Di wajah Crow tertulis kata-kata ‘Aku bukan hooligan sebenarnya. Saudara Gu, kaulah hooligan sebenarnya.’
“Bagaimanapun juga…” Gu Shen mengganti topik pembicaraan. “… coba bayangkan dirimu berada di posisi Zhao Qi. Seorang playboy pengangguran yang biasanya berkeliaran di kota tiba-tiba pergi ke Kota Tua untuk bertemu seseorang yang tidak bisa dilihat di depan umum. Menurutmu apa yang sedang dia lakukan?”
Song Ci langsung menjadi waspada.
Dia termenung dan memikirkan dua hal.
Pertama-tama, dia telah memukul Chen Jingtan, menyebabkan kesepakatan bisnis Zhao Qi gagal. Zhao Qi adalah orang yang pendendam. Bahkan jika Nyonya menekan situasi untuk saat ini, itu hanya akan bersifat permukaan. Zhao Qi pasti akan mengejarnya pada akhirnya.
Hal kedua adalah… jejak mental yang ditanamkan pada Nyonya oleh seseorang yang dekat dengannya. Setelah Crow memikirkannya, Zhao Qi kemungkinan besar adalah pelakunya.
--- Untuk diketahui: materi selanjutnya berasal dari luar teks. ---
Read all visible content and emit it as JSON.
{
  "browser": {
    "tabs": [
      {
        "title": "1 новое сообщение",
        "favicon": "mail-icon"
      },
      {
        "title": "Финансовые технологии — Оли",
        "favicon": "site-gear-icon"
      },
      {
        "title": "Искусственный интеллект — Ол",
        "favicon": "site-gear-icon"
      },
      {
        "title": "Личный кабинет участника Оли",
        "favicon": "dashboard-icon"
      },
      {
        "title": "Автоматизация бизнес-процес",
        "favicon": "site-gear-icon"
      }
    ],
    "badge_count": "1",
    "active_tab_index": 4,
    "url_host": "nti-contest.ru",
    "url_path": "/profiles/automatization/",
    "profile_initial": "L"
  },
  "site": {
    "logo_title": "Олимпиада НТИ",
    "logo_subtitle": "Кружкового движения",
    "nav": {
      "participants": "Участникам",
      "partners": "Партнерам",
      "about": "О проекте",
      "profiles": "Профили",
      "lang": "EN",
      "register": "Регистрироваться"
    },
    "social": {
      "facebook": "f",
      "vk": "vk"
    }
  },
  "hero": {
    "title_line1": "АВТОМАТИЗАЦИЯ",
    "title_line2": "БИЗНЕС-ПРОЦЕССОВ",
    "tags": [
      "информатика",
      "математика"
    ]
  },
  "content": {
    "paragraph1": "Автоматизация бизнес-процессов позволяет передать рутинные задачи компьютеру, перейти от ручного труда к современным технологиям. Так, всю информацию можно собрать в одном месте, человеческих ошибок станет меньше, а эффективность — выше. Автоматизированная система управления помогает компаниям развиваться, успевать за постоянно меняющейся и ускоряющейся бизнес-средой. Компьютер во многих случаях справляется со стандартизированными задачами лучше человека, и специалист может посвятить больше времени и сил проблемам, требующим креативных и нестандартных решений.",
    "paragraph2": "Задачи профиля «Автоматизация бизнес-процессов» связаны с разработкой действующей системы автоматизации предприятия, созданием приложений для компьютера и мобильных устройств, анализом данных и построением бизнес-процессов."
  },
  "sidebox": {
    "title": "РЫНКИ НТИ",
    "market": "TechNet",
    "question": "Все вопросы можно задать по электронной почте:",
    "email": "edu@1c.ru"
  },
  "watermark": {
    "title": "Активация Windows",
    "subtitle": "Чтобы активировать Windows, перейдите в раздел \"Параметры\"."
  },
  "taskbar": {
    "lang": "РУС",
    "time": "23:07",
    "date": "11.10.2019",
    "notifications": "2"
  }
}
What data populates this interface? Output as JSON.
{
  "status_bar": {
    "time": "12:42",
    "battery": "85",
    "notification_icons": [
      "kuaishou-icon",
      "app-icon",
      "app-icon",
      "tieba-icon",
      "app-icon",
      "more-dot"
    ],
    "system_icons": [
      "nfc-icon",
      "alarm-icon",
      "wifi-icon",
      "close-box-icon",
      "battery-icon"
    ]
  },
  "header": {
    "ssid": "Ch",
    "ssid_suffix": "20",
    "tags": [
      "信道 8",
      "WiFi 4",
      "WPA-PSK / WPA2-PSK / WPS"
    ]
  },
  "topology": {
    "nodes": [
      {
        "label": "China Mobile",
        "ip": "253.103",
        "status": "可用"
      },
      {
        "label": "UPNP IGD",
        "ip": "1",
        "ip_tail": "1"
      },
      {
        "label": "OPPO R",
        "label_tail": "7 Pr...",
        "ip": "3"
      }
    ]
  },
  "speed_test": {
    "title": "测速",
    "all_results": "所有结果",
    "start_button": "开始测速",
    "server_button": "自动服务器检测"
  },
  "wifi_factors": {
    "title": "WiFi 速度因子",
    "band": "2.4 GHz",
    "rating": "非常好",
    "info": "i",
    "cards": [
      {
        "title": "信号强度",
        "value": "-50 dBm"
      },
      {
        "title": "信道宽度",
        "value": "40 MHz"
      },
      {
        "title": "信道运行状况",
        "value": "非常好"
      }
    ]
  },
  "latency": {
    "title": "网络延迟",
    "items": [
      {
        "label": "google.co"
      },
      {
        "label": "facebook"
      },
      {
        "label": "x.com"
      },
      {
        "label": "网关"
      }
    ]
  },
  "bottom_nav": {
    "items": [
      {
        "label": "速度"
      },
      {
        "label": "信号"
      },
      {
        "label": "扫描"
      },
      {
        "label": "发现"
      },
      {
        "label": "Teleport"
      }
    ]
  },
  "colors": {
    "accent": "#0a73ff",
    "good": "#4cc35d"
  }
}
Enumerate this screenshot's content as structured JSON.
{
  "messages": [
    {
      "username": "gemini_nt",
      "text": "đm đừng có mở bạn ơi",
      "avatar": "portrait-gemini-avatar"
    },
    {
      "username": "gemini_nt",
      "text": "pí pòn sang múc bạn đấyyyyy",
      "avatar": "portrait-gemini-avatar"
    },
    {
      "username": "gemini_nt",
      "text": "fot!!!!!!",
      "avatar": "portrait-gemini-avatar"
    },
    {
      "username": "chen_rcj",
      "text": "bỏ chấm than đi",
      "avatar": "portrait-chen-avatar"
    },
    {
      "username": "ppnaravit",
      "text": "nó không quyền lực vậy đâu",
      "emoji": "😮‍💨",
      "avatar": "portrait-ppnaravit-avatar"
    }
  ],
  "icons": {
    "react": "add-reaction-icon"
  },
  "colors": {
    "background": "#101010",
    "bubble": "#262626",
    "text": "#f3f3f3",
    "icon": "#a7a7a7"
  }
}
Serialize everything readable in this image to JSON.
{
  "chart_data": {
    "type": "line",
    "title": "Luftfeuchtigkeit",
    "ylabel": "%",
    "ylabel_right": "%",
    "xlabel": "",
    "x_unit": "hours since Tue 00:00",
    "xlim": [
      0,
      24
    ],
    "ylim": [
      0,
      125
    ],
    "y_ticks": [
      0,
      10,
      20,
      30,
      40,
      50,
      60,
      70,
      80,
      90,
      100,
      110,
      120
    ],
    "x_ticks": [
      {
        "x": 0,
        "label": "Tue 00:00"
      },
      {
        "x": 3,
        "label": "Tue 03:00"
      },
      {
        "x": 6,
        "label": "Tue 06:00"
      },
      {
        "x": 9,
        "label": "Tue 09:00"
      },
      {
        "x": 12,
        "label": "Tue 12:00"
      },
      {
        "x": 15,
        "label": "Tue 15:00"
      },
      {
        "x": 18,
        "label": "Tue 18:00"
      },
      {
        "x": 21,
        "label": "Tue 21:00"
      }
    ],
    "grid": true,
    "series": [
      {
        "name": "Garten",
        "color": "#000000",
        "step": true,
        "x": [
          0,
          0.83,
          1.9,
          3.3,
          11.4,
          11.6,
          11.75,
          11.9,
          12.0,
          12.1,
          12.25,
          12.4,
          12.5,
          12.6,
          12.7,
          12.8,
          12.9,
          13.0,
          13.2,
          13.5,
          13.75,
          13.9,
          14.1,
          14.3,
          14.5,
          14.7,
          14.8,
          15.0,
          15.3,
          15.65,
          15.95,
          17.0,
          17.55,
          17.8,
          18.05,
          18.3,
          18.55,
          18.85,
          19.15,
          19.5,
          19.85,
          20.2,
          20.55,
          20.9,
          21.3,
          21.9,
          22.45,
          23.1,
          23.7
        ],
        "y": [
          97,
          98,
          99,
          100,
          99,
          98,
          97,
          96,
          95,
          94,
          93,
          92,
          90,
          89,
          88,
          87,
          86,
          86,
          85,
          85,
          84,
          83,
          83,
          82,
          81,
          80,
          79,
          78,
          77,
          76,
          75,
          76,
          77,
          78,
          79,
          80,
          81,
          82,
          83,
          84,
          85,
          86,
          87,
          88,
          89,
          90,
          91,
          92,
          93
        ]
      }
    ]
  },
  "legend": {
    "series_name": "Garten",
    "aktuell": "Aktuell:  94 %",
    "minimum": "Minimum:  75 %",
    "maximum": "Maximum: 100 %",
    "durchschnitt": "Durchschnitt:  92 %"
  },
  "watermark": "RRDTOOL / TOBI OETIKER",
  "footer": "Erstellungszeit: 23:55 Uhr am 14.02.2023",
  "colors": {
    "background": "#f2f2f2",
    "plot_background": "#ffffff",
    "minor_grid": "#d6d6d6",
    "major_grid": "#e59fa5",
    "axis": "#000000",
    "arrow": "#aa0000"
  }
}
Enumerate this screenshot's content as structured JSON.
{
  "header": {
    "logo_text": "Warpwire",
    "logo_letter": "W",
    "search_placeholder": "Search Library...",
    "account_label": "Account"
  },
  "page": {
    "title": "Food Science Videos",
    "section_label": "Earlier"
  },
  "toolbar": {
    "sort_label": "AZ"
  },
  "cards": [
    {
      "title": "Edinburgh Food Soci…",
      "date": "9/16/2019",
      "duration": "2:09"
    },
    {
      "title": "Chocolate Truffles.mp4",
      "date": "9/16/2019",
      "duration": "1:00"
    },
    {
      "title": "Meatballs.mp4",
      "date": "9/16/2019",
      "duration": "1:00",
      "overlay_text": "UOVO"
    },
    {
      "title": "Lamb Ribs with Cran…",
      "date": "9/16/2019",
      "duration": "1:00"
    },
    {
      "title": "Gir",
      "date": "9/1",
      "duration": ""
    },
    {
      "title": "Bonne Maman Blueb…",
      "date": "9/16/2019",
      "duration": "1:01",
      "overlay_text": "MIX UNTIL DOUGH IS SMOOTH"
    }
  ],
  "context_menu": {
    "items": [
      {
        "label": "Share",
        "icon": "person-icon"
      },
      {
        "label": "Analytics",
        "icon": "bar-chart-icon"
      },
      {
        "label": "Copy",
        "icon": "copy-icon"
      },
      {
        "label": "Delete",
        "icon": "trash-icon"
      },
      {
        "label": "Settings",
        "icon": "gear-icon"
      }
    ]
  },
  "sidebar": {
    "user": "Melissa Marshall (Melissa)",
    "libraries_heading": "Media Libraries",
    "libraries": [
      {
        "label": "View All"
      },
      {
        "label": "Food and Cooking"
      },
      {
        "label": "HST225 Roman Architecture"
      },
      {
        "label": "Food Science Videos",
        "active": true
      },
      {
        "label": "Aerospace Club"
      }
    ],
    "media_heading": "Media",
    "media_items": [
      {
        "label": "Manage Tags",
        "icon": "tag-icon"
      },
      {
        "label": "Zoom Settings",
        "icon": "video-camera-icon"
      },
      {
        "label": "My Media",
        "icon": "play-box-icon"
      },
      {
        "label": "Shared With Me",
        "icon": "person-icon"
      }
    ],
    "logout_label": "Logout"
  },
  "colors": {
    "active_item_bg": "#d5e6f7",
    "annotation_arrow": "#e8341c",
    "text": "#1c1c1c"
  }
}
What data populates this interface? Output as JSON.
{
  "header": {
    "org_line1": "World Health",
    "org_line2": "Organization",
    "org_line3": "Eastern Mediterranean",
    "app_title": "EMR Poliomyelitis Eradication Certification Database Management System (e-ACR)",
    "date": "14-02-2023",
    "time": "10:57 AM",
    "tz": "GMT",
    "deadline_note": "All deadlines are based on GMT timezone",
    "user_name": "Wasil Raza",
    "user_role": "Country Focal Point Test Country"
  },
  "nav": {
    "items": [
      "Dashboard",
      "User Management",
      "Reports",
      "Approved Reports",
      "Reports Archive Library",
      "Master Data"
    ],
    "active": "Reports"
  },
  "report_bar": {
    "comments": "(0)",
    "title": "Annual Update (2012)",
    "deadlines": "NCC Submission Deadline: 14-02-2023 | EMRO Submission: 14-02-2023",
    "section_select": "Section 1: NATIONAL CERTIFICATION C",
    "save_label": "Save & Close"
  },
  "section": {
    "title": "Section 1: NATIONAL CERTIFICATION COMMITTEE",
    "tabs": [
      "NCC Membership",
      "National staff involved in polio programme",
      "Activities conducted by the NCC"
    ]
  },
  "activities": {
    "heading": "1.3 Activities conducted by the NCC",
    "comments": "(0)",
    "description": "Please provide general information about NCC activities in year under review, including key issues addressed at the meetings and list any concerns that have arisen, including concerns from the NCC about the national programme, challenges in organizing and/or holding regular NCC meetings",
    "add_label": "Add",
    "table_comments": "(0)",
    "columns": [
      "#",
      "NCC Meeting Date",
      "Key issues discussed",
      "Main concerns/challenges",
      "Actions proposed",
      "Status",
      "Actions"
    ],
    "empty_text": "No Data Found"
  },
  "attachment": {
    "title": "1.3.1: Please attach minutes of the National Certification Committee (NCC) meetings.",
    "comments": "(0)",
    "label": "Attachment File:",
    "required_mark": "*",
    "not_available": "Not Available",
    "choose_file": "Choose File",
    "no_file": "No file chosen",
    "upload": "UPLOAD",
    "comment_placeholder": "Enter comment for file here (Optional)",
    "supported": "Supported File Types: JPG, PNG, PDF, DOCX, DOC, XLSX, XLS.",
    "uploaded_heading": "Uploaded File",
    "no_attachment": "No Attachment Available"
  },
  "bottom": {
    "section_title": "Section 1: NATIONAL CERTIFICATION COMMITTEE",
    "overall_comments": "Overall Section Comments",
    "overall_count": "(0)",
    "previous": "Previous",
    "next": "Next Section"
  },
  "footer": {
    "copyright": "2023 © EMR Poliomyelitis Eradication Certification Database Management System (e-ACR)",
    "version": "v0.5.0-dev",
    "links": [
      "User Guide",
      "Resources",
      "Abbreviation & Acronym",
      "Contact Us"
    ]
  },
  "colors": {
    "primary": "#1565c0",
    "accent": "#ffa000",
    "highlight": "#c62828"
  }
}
“Zhao Qi menjalani kehidupan yang sederhana. Dia tidak berguna dan hampir tidak membutuhkan privasi.”
Gu Shen juga merenung, matanya dipenuhi kebingungan. Dia bertanya pelan, “Tapi jika si lumpur tak berguna ingin melewati tembok, seseorang harus membantunya. Siapakah orang itu?”